Luz y tinieblas
Llenos de luz, como debería ser, como Dios quiere que sea. Y también llenos de nada, como estamos corriendo el riesgo de convertirla en una fiesta sin festejado, buena sólo para suscitar dulzonas emociones y una forma mercantilista de vender productos de todo tipo.
Llenos
de angustia como los muchos que viven la Navidad como una maldición que hay que
terminar cuanto antes y que no son alcanzados por ningún ángel que los conduzca
a visitar aquel establo.
Sin
embargo, y a pesar de todo ello, la luz de Dios invade todos los rincones,
calma toda ansiedad y convierte el corazón de quienes se dejan asombrar,
sorprender, aturdir y conmover.
¿Quién
podría, jamás, haber inventado un absurdo semejante?
¿Quién
jamás podría haber hecho creer la más increíble de las noticias?
Debe
ser verdadera la Navidad, porque sólo Dios podía realizar semejante cosa. Debe
ser verdadera, porque es algo de locos imaginar una cosa semejante.
La
noticia de un Dios que se hace hombre. Qué se hace accesible y topadizo, que se
hace carne y sangre, ternura y calor, fragilidad y compasión.
Una
persona con sentimientos, que siente cansancio, emociones, hambre y sed, calor
y frío.
Ahora
ya no hay una un confín que separa lo humano y lo divino. Ahora Él, el Señor, está
aquí.
¿Por qué?
¿Por
qué lo ha hecho? ¿Qué sentido tiene? ¿Para qué Dios tendría que abandonar su
perfección para venir a conocer nuestra miseria?
La
respuesta es: Para vosotros ha nacido un
Salvador.
Son
los pastores, los últimos, los perdedores, los derrotados del tiempo de Jesús son
los que tienen el honor de ser dignos de la explicación del ángel.
Dios
se ha hecho hombre porque nos quiere.

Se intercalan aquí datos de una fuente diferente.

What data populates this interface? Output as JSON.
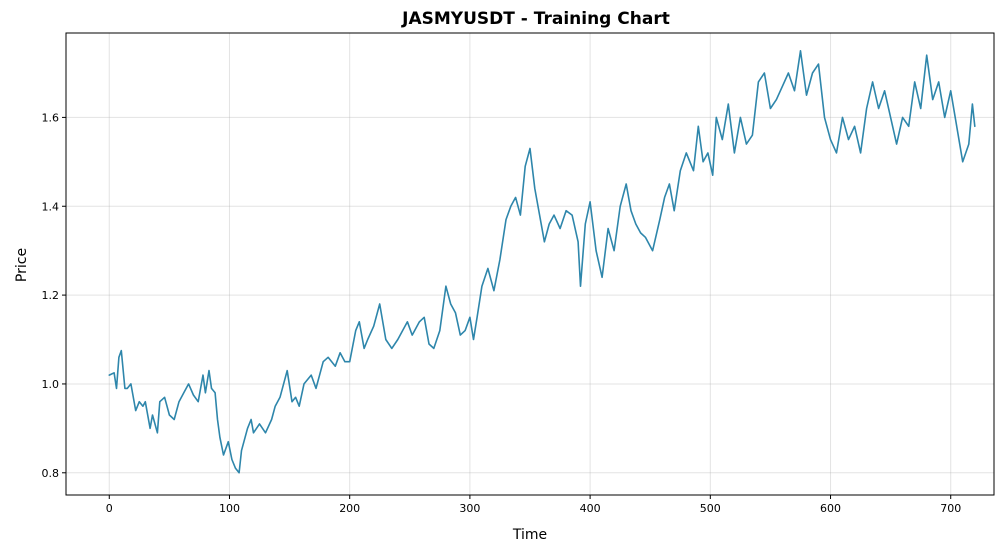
{
  "chart_data": {
    "type": "line",
    "title": "JASMYUSDT - Training Chart",
    "xlabel": "Time",
    "ylabel": "Price",
    "xlim": [
      -36,
      736
    ],
    "ylim": [
      0.75,
      1.79
    ],
    "xticks": [
      0,
      100,
      200,
      300,
      400,
      500,
      600,
      700
    ],
    "yticks": [
      0.8,
      1.0,
      1.2,
      1.4,
      1.6
    ],
    "ytick_labels": [
      "0.8",
      "1.0",
      "1.2",
      "1.4",
      "1.6"
    ],
    "grid": true,
    "line_color": "#2e86ab",
    "series": [
      {
        "x": [
          0,
          4,
          6,
          8,
          10,
          13,
          15,
          18,
          22,
          25,
          28,
          30,
          34,
          36,
          40,
          42,
          46,
          50,
          54,
          58,
          62,
          66,
          70,
          74,
          78,
          80,
          83,
          85,
          88,
          90,
          92,
          95,
          99,
          102,
          105,
          108,
          110,
          113,
          115,
          118,
          120,
          125,
          130,
          135,
          138,
          142,
          148,
          152,
          155,
          158,
          162,
          168,
          172,
          178,
          182,
          188,
          192,
          196,
          200,
          205,
          208,
          212,
          215,
          220,
          225,
          230,
          235,
          240,
          244,
          248,
          252,
          258,
          262,
          266,
          270,
          275,
          280,
          284,
          288,
          292,
          296,
          300,
          303,
          306,
          310,
          315,
          320,
          325,
          330,
          334,
          338,
          342,
          346,
          350,
          354,
          358,
          362,
          366,
          370,
          375,
          380,
          385,
          390,
          392,
          396,
          400,
          405,
          410,
          415,
          420,
          425,
          430,
          434,
          438,
          442,
          446,
          452,
          458,
          462,
          466,
          470,
          475,
          480,
          486,
          490,
          494,
          498,
          502,
          505,
          510,
          515,
          520,
          525,
          530,
          535,
          540,
          545,
          550,
          555,
          560,
          565,
          570,
          575,
          580,
          585,
          590,
          595,
          600,
          605,
          610,
          615,
          620,
          625,
          630,
          635,
          640,
          645,
          650,
          655,
          660,
          665,
          670,
          675,
          680,
          685,
          690,
          695,
          700,
          705,
          710,
          715,
          718,
          720
        ],
        "y": [
          1.02,
          1.025,
          0.99,
          1.06,
          1.075,
          0.99,
          0.99,
          1.0,
          0.94,
          0.96,
          0.95,
          0.96,
          0.9,
          0.93,
          0.89,
          0.96,
          0.97,
          0.93,
          0.92,
          0.96,
          0.98,
          1.0,
          0.975,
          0.96,
          1.02,
          0.98,
          1.03,
          0.99,
          0.98,
          0.92,
          0.88,
          0.84,
          0.87,
          0.83,
          0.81,
          0.8,
          0.85,
          0.88,
          0.9,
          0.92,
          0.89,
          0.91,
          0.89,
          0.92,
          0.95,
          0.97,
          1.03,
          0.96,
          0.97,
          0.95,
          1.0,
          1.02,
          0.99,
          1.05,
          1.06,
          1.04,
          1.07,
          1.05,
          1.05,
          1.12,
          1.14,
          1.08,
          1.1,
          1.13,
          1.18,
          1.1,
          1.08,
          1.1,
          1.12,
          1.14,
          1.11,
          1.14,
          1.15,
          1.09,
          1.08,
          1.12,
          1.22,
          1.18,
          1.16,
          1.11,
          1.12,
          1.15,
          1.1,
          1.15,
          1.22,
          1.26,
          1.21,
          1.28,
          1.37,
          1.4,
          1.42,
          1.38,
          1.49,
          1.53,
          1.44,
          1.38,
          1.32,
          1.36,
          1.38,
          1.35,
          1.39,
          1.38,
          1.32,
          1.22,
          1.36,
          1.41,
          1.3,
          1.24,
          1.35,
          1.3,
          1.4,
          1.45,
          1.39,
          1.36,
          1.34,
          1.33,
          1.3,
          1.37,
          1.42,
          1.45,
          1.39,
          1.48,
          1.52,
          1.48,
          1.58,
          1.5,
          1.52,
          1.47,
          1.6,
          1.55,
          1.63,
          1.52,
          1.6,
          1.54,
          1.56,
          1.68,
          1.7,
          1.62,
          1.64,
          1.67,
          1.7,
          1.66,
          1.75,
          1.65,
          1.7,
          1.72,
          1.6,
          1.55,
          1.52,
          1.6,
          1.55,
          1.58,
          1.52,
          1.62,
          1.68,
          1.62,
          1.66,
          1.6,
          1.54,
          1.6,
          1.58,
          1.68,
          1.62,
          1.74,
          1.64,
          1.68,
          1.6,
          1.66,
          1.58,
          1.5,
          1.54,
          1.63,
          1.58
        ]
      }
    ]
  }
}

Y cuanto más frágiles y torpes somos,
cuanto más hayamos conocido la miseria y la desesperación, como los pastores,
más nos quiere el Señor. No en virtud de nuestros méritos, sino en proporción a
nuestras necesidades.
Dios
se ha hecho hombre para salvarnos, para conducirnos a la salvación que es la
plenitud de la vida. Para llevar a cabo aquel anhelo inquebrantable que él ha
puesto en lo hondo de nuestro corazón. Una voz íntima, absoluta, que ni el caos
desbordante, en el que a duras penas sobrevivimos, logra acallar.
Dios se ha hecho hombre para decir a cada persona que nuestro barro está amasado con la chispa divina. Que, desde ahora y para siempre, lo humano y lo divino conviven en un mismo cuerpo. En el cuerpo de un recién nacido.